O preço médio de 1 kWh em Portugal é cerca de 0,1602€ em dezembro de 2025, variando entre 0,1297€/kWh (Endesa Digital) e 0,1658€/kWh (mercado regulado SU Eletricidade).

Quanto custa 1 kW na EDP?

A EDP cobra pela potência contratada em €/dia, não por kW. Para 6,9 kVA (potência comum), a EDP cobra 0,4641€/dia, totalizando cerca de 14€ mensais apenas pela potência contratada.

Qual é a empresa de energia mais barata em 2025?

A Endesa é a empresa com tarifas mais baratas em 2025, com a tarifa Digital a 0,1297€/kWh, seguida pela Iberdrola Digital (0,1357€/kWh) e EDP (0,1424€/kWh).

Quanto custa 1 kWh Endesa?

Na Endesa, o preço de 1 kWh é 0,1297€/kWh na tarifa Digital e 0,1378€/kWh na tarifa simples em dezembro de 2025, sendo dos mais baratos do mercado português.

Qual é o preço do kWh na SU eletricidade?

A SU Eletricidade (mercado regulado) cobra 0,1658€/kWh na tarifa simples e 0,1094€/kWh nas horas de vazio (bi-horária) em 2025, sendo mais cara que o mercado livre.

Como calcular quanto vou pagar de luz?

Multiplique o consumo em kWh pelo preço €/kWh + (potência em kVA × preço €/dia × dias do mês).
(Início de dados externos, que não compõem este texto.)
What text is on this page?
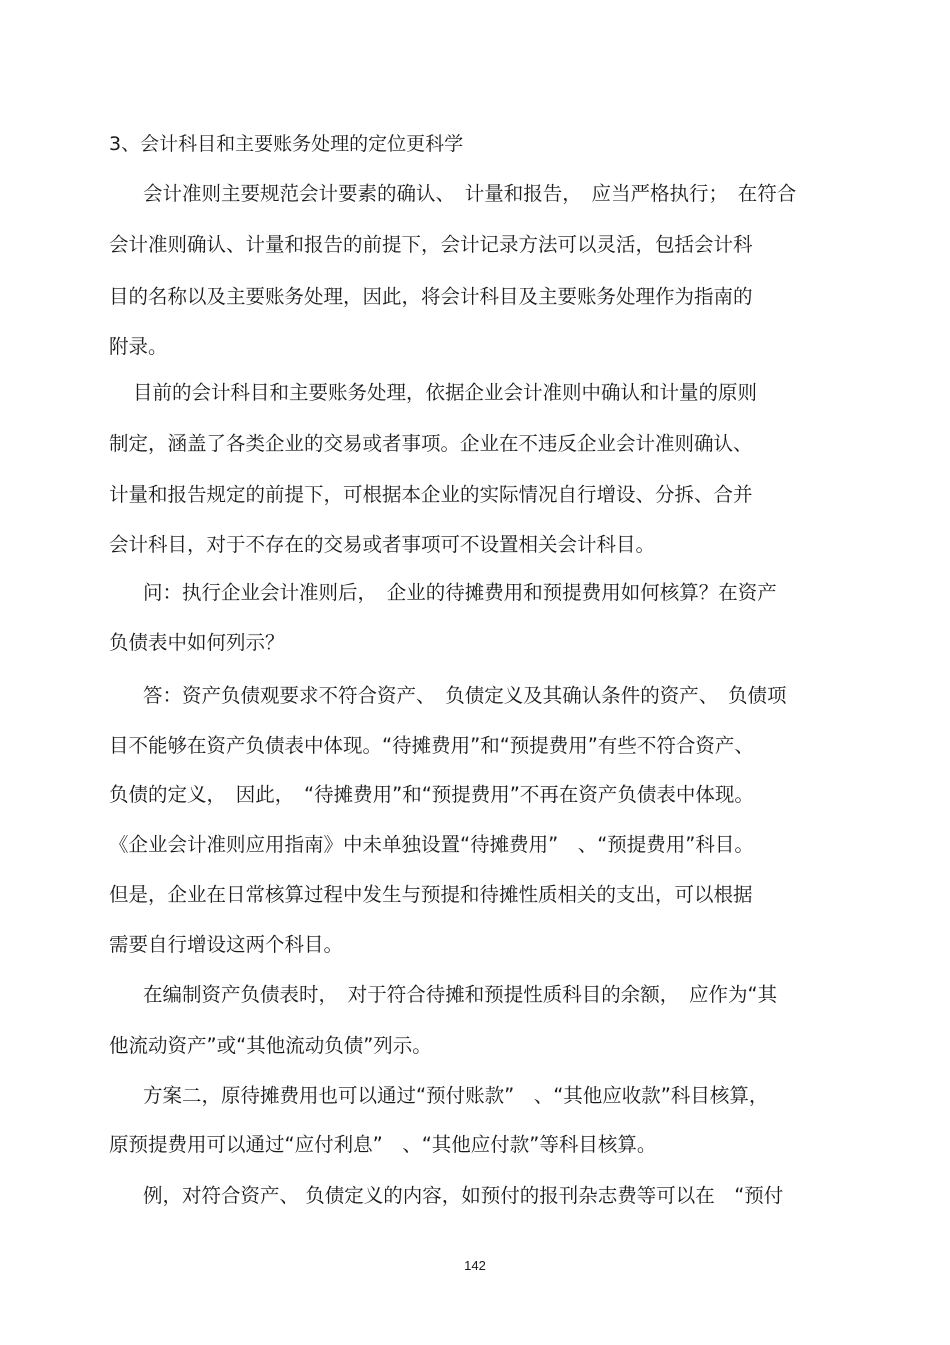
3、会计科目和主要账务处理的定位更科学
会计准则主要规范会计要素的确认、　计量和报告，　应当严格执行；　在符合
会计准则确认、计量和报告的前提下，会计记录方法可以灵活，包括会计科
目的名称以及主要账务处理，因此，将会计科目及主要账务处理作为指南的
附录。
目前的会计科目和主要账务处理，依据企业会计准则中确认和计量的原则
制定，涵盖了各类企业的交易或者事项。企业在不违反企业会计准则确认、
计量和报告规定的前提下，可根据本企业的实际情况自行增设、分拆、合并
会计科目，对于不存在的交易或者事项可不设置相关会计科目。
问：执行企业会计准则后，　企业的待摊费用和预提费用如何核算？在资产
负债表中如何列示？
答：资产负债观要求不符合资产、　负债定义及其确认条件的资产、　负债项
目不能够在资产负债表中体现。“待摊费用”和“预提费用”有些不符合资产、
负债的定义，　因此，　“待摊费用”和“预提费用”不再在资产负债表中体现。
《企业会计准则应用指南》中未单独设置“待摊费用”　、“预提费用”科目。
但是，企业在日常核算过程中发生与预提和待摊性质相关的支出，可以根据
需要自行增设这两个科目。
在编制资产负债表时，　对于符合待摊和预提性质科目的余额，　应作为“其
他流动资产”或“其他流动负债”列示。
方案二，原待摊费用也可以通过“预付账款”　、“其他应收款”科目核算，
原预提费用可以通过“应付利息”　、“其他应付款”等科目核算。
例，对符合资产、 负债定义的内容，如预付的报刊杂志费等可以在　“预付
142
Exemplo: 300 kWh × 0,13€ + (6,9 × 0,45€ × 30 dias) ≈ 91€ + IVA.

Quais são os requisitos legais para instalar painéis solares?
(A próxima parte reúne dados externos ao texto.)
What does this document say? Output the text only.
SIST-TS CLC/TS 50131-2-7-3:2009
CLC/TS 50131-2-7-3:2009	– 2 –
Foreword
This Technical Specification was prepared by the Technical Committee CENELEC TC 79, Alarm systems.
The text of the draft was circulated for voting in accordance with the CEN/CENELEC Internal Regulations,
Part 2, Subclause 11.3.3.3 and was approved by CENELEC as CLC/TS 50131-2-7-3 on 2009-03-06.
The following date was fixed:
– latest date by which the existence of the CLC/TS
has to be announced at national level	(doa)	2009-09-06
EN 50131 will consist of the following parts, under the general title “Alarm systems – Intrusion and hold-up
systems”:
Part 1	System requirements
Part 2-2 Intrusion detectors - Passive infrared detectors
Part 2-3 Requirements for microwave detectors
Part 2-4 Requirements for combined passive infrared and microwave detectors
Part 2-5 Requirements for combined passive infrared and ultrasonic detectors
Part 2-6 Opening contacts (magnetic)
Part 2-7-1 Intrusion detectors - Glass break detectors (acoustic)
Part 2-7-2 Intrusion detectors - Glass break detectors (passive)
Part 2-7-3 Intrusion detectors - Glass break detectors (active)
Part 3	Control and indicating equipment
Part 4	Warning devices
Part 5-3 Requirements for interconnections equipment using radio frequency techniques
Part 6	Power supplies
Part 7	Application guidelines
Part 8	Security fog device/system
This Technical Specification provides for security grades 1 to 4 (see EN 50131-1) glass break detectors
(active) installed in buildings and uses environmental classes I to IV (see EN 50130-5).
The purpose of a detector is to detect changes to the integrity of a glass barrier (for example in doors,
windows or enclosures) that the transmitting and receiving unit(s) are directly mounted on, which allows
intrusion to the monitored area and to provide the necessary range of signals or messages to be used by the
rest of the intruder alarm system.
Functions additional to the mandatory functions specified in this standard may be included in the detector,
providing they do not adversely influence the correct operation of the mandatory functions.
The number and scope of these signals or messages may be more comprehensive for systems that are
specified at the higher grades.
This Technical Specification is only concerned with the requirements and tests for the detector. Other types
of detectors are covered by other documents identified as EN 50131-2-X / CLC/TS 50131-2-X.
Para instalações até 10 kW, apresente relatório de instalação e solicite licença de construção à câmara municipal. Acima de 10 kW, é necessário projeto técnico de engenheiro. Após conclusão, registre-se na DGEG e obtenha contrato de autoconsumo com o fornecedor.

Qual é o tempo de amortização de painéis solares?

O payback médio de painéis solares em Portugal é de 4 a 6 anos, com sistemas que funcionam cerca de 25 anos. Dependendo da potência instalada e poupança anual (150-300€), a recuperação varia entre 8 e 26 anos.

Quais são os subsídios para instalação de painéis solares em 2025?

Em 2025, o Programa PAE+S II comparticipa até 85% dos custos de painéis solares (até 9.000€), o Programa E-LAR oferece vouchers de 146-600€ e o Vale Eficiência II oferece até 1.300€ para famílias vulneráveis.

Onde devo instalar os painéis solares em casa?

Os painéis solares devem ser instalados preferencialmente em telhados, terraços ou fachadas orientadas a sul/sudoeste, com exposição solar máxima e sem sombreamento de árvores ou construções adjacentes.

Que potência de painéis solares devo instalar?

A potência recomendada depende do consumo mensal. Para 300 kWh/mês, instale 3-4 kW; para 500 kWh/mês, 5-6 kW. Consulte instalador certificado para dimensionamento exato conforme consumo e exposição solar.

O que é DGEG e qual é o seu papel na energia solar?

A DGEG (Direção-Geral de Energia e Geologia) é a entidade licenciadora de Portugal. Gerencia o registo de instalações fotovoltaicas, licenças de produção (>30 kW), e autoriza instalações de autoconsumo através da plataforma RPA.